Government emergency co-ordination group meets to assess impact of huge storms

Limerick resident Jill Holmes tells how she watched her balcony door fall onto the street as the side of her apartment building was ripped off in today's storm. Video: David Raliegh


A meeting of the Government group that co-ordinates emergency responses to extreme weather was quickly convened last night to respond to the impact of yesterday’s severe storms across the country.

Minister for Transport Leo Varadkar chaired the meeting of the National Co-ordination Group last night as central Government and all the key agencies tried to build up a picture of the damage caused by the latest storm to hit the country, the eighth since this spate of severe weather began in mid-December. The meeting was called after 5pm, began just before 7pm and lasted an hour.

The group issued a statement after the meeting, noting the major impact of the storm on transport, electricity, and communication infrastructure and buildings, as well as the widespread disruption to travel.

It also referred to rail services being delayed and stopped, airports being closed for periods, and the impact that overturned lorries had on traffic in the areas worst affected by high winds.

Met Éireann had issued a status red severe weather warning for Cork and Kerry initially but this was extended to Leinster, Munster and Connacht as damaging and dangerous winds travelled up across the country from the southwest. The storm is expected to clear the east coast later this evening,” said the group.

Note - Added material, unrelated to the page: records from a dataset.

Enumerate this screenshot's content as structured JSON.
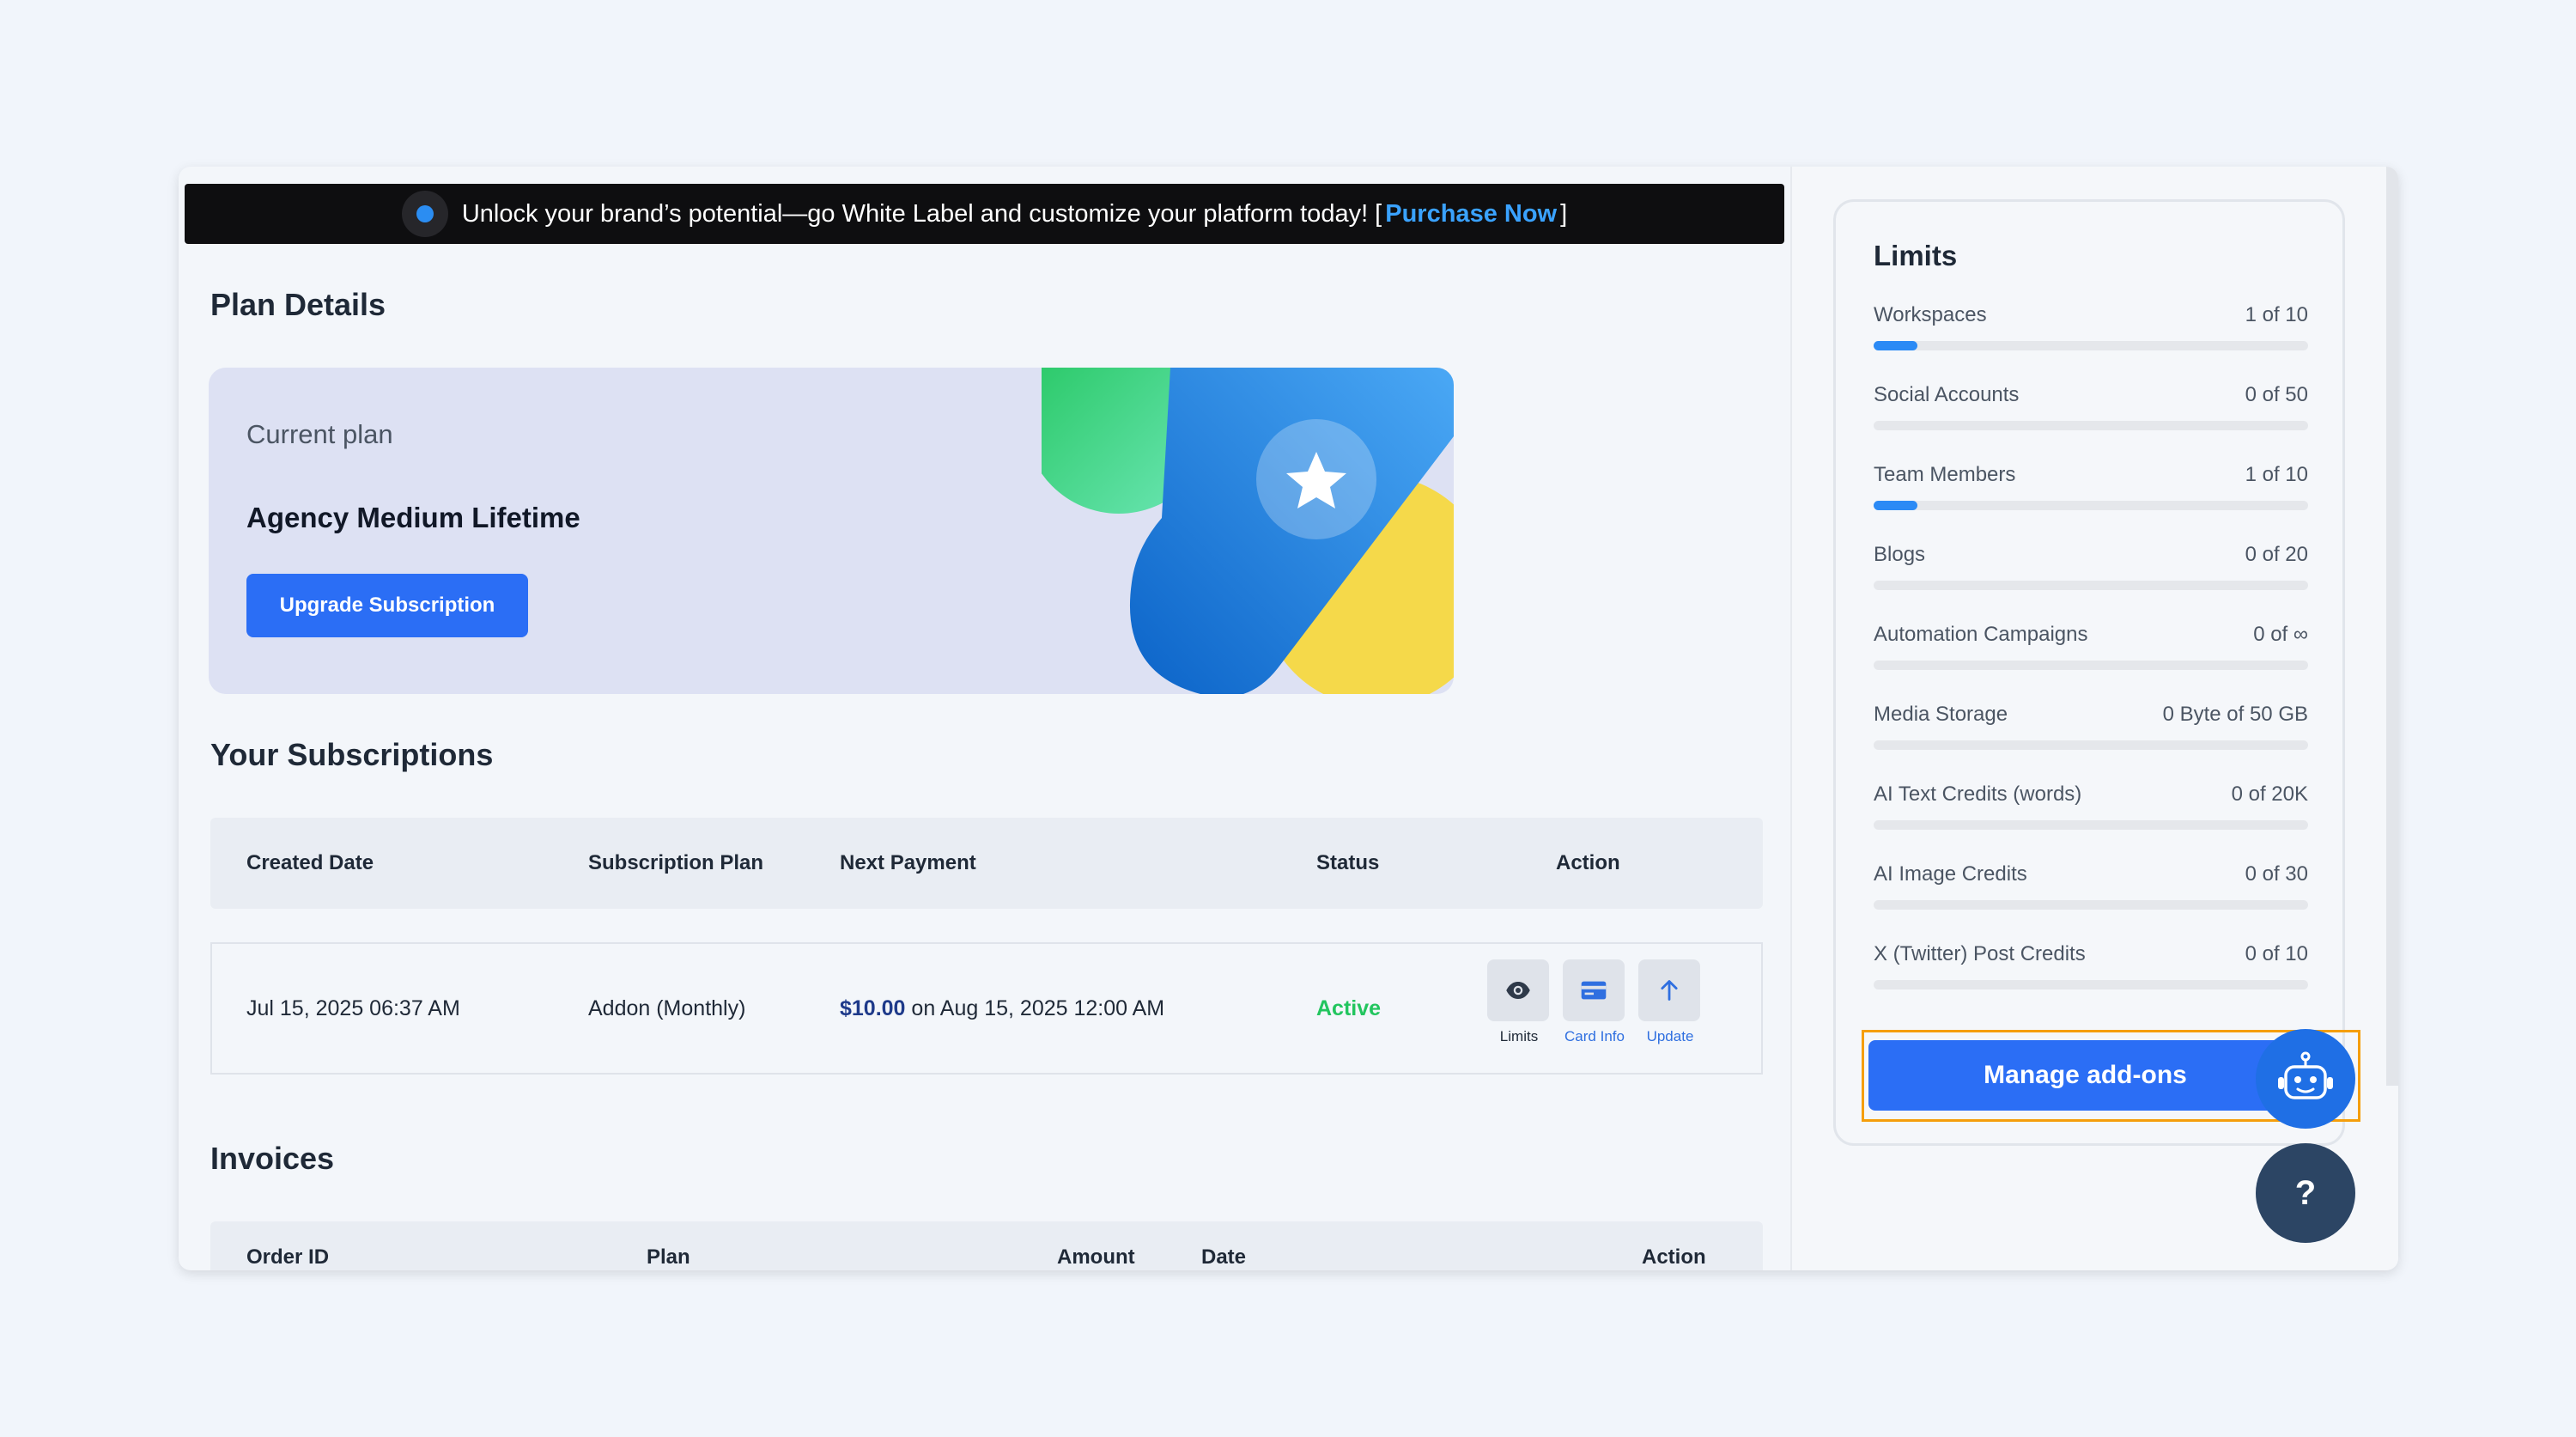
{
  "banner": {
    "text": "Unlock your brand’s potential—go White Label and customize your platform today! [",
    "link": "Purchase Now",
    "close_bracket": "]"
  },
  "plan": {
    "section_title": "Plan Details",
    "current_label": "Current plan",
    "name": "Agency Medium Lifetime",
    "upgrade_label": "Upgrade Subscription"
  },
  "subscriptions": {
    "section_title": "Your Subscriptions",
    "headers": [
      "Created Date",
      "Subscription Plan",
      "Next Payment",
      "Status",
      "Action"
    ],
    "rows": [
      {
        "created": "Jul 15, 2025 06:37 AM",
        "plan": "Addon (Monthly)",
        "amount": "$10.00",
        "next_payment_rest": "on Aug 15, 2025 12:00 AM",
        "status": "Active",
        "actions": [
          {
            "label": "Limits",
            "icon": "eye-icon"
          },
          {
            "label": "Card Info",
            "icon": "card-icon"
          },
          {
            "label": "Update",
            "icon": "arrow-up-icon"
          }
        ]
      }
    ]
  },
  "invoices": {
    "section_title": "Invoices",
    "headers": [
      "Order ID",
      "Plan",
      "Amount",
      "Date",
      "Action"
    ]
  },
  "limits": {
    "title": "Limits",
    "items": [
      {
        "name": "Workspaces",
        "value": "1 of 10",
        "fraction": 0.1
      },
      {
        "name": "Social Accounts",
        "value": "0 of 50",
        "fraction": 0
      },
      {
        "name": "Team Members",
        "value": "1 of 10",
        "fraction": 0.1
      },
      {
        "name": "Blogs",
        "value": "0 of 20",
        "fraction": 0
      },
      {
        "name": "Automation Campaigns",
        "value": "0 of ∞",
        "fraction": 0
      },
      {
        "name": "Media Storage",
        "value": "0 Byte of 50 GB",
        "fraction": 0
      },
      {
        "name": "AI Text Credits (words)",
        "value": "0 of 20K",
        "fraction": 0
      },
      {
        "name": "AI Image Credits",
        "value": "0 of 30",
        "fraction": 0
      },
      {
        "name": "X (Twitter) Post Credits",
        "value": "0 of 10",
        "fraction": 0
      }
    ],
    "manage_label": "Manage add-ons"
  },
  "help_fab": {
    "label": "?"
  },
  "colors": {
    "accent": "#2b6ef5",
    "active": "#22c55e",
    "progress": "#2b8af5",
    "banner_bg": "#0e0e10",
    "highlight": "#f59e0b"
  }
}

“Counties in the path of the storm were badly impacted as it moved across the country. Many buildings were damaged and in Killarney the 52 occupants of a nursing home were evacuated after its roof was damaged. In Kilkenny a major emergency was declared as the number of calls for assistance overwhelmed the response capacity.”

The group expressed concern about power supplies being cut for more than 200,000 homes and said that the ESB would continue to work through the night in an effort to restore power to as many homes as possible.

It also appealed to people to check on elderly and vulnerable neighbours in areas where power supplies were down and also to be very careful when using alternative forms of lighting such as candles and paraffin lamps, as all constituted a fire hazard. The group said that local authorities had reported they had begun work on clearing fallen trees in all areas, but again this may take some time.